Sementara Antika yang berkulit putih namun kusam, tersipu malu mendengar perkataan ibunya. Namun dengan cepat parasnya berubah ketika mendengus sinis.
"Huh! Belum tentu dia pantas menjadi suamiku. Siapa tahu, hanya pepesan kosong belaka."
"Gadis celaka! Apa katamu?" mata Kerta Wangsa mendelik marah. Hampir saja Kerta Wangsa menyerang gadis itu kalau tak ingat urusannya dengan Pendekar Rajawali Sakti. "Pendekar Rajawali Sakti! Sebaiknya kita tunda sesaat urusan kita. Aku bermaksud akan memberi pelajaran pada perempuan besar mulut ini!"
"Silakan, Kisanak. Kebetulan aku pun akan melanjutkan kembali perjalananku," sahut Rangga. Pendekar Rajawali Sakti kemudian berlalu, hendak mendekati gadis berbaju biru yang sejak tadi diam memperhatikan pertarungan mereka. Dan baru berjalan lima langkah, tiba-tiba sebuah bayangan berkelebat menghadang Pendekar Rajawali Sakti.

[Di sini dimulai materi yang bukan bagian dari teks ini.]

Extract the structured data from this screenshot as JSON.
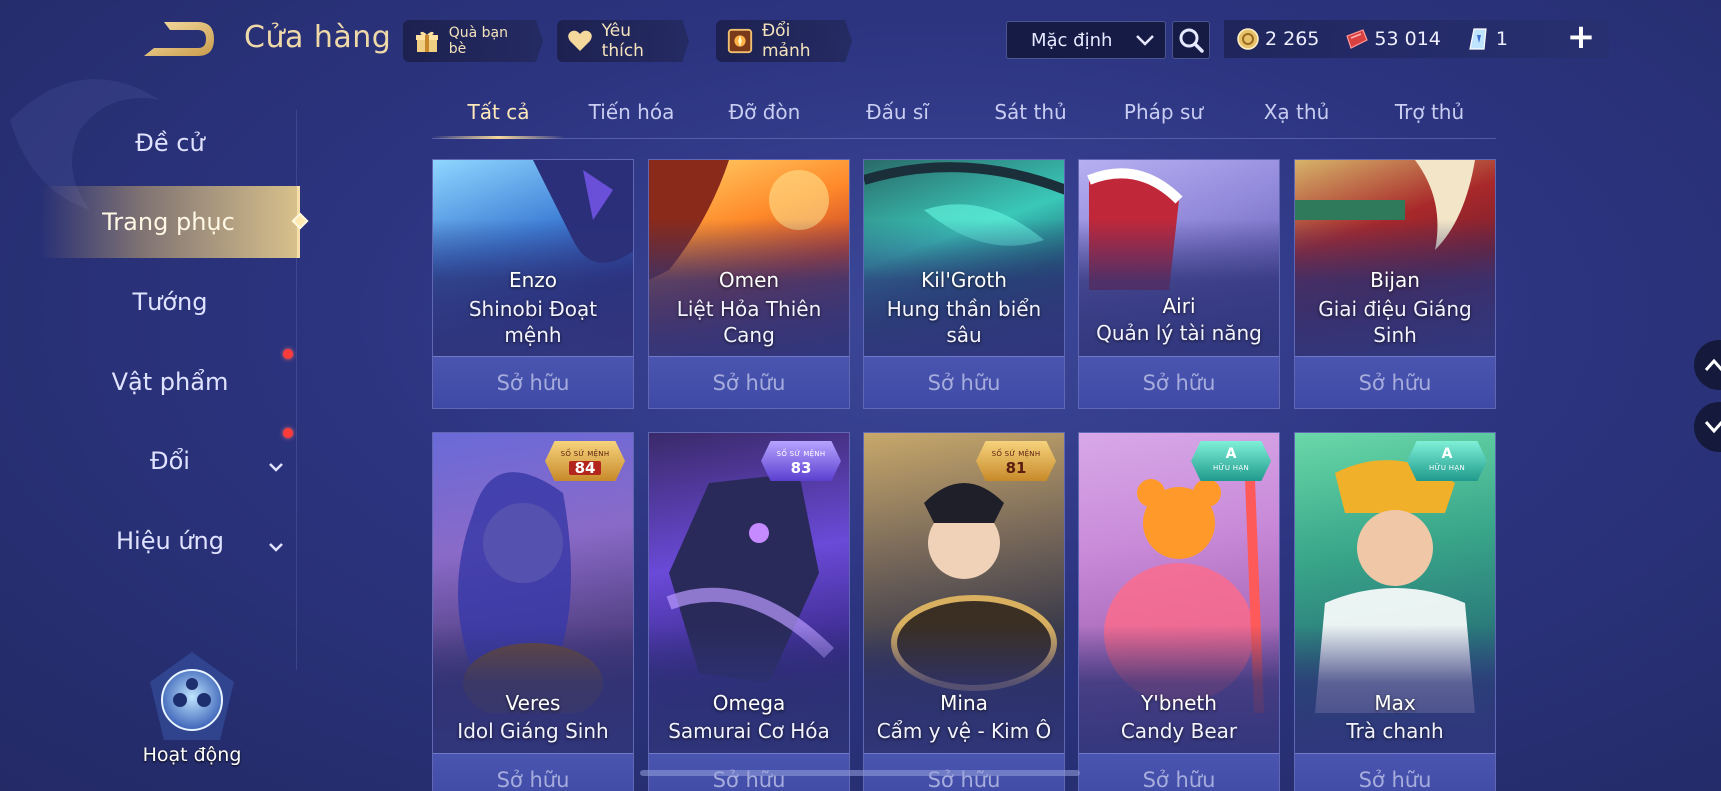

"Eee. Jangan seenaknya pergi dari sini. Kalian harus melanjutkan pertarungan tadi, agar aku dapat melihat orang yang paling hebat. Yang menang nanti, akan berhadapan dengan putriku. Dan kalau bisa mengalahkan Antika, maka dialah yang berhak menjadi menantuku!" seru Warkala, begitu mendarat di depan Pendekar Rajawali Sakti.
"Kisanak, menepilah. Jangan menghalangi langkahku!" ujar Rangga memperingatkan.
"Hei! Sungguh sombong! Apa kau pikir berhak berkata begitu padaku? Anak muda kurang ajar! Kau patut dihukum!"
Setelah berkata demikian, tubuh orang tua cebol itu bergerak cepat. Pedang kayu mainannya langsung dikeluarkan untuk menyerang Pendekar Rajawali Sakti.
"Yeaaa...!"
Walaupun bertubuh cebol, tapi orang tua itu mampu bergerak cepat. Bukan hanya itu saja! Angin serangannya pun cukup kuat, karena dibarengi tenaga dalam hebat. Tampak Warkala tak tanggung-tanggung menggempur lawan. Bahkan seperti hendak menjatuhkan secepatnya. Tentu saja, hal ini membuat Rangga terkejut. Tentu saja serangan Warkala tak bisa dianggap enteng. Mau tak mau, serangan itu terpaksa diladeni secara bersungguh-sungguh pula.
Sementara itu, melihat mereka bertarung, bukan main kesalnya Kerta Wangsa. Dia merasa orang tua cebol itu telah merebut lawannya. Sebenarnya, bisa saja dia mengeroyok Pendekar Rajawali Sakti. Bahkan mungkin, akan membuat pemuda itu mudah dilumpuhkan. Tapi bukan itu yang diinginkannya, tapi kematian Pendekar Rajawali Sakti di tangannya sendiri dalam pertarungan adil satu lawan satu.
"Pendekar Rajawali Sakti! Kau bereskanlah dulu orang-orang aneh ini. Suatu saat, aku akan datang mencarimu!" teriak Kerta Wangsa bermaksud meninggalkan arena pertempuran.
"Keparat! Apa katamu?! Seenaknya bicara!" sentak Yuningsih sambil melompat dan menghalangi langkah Kerta Wangsa.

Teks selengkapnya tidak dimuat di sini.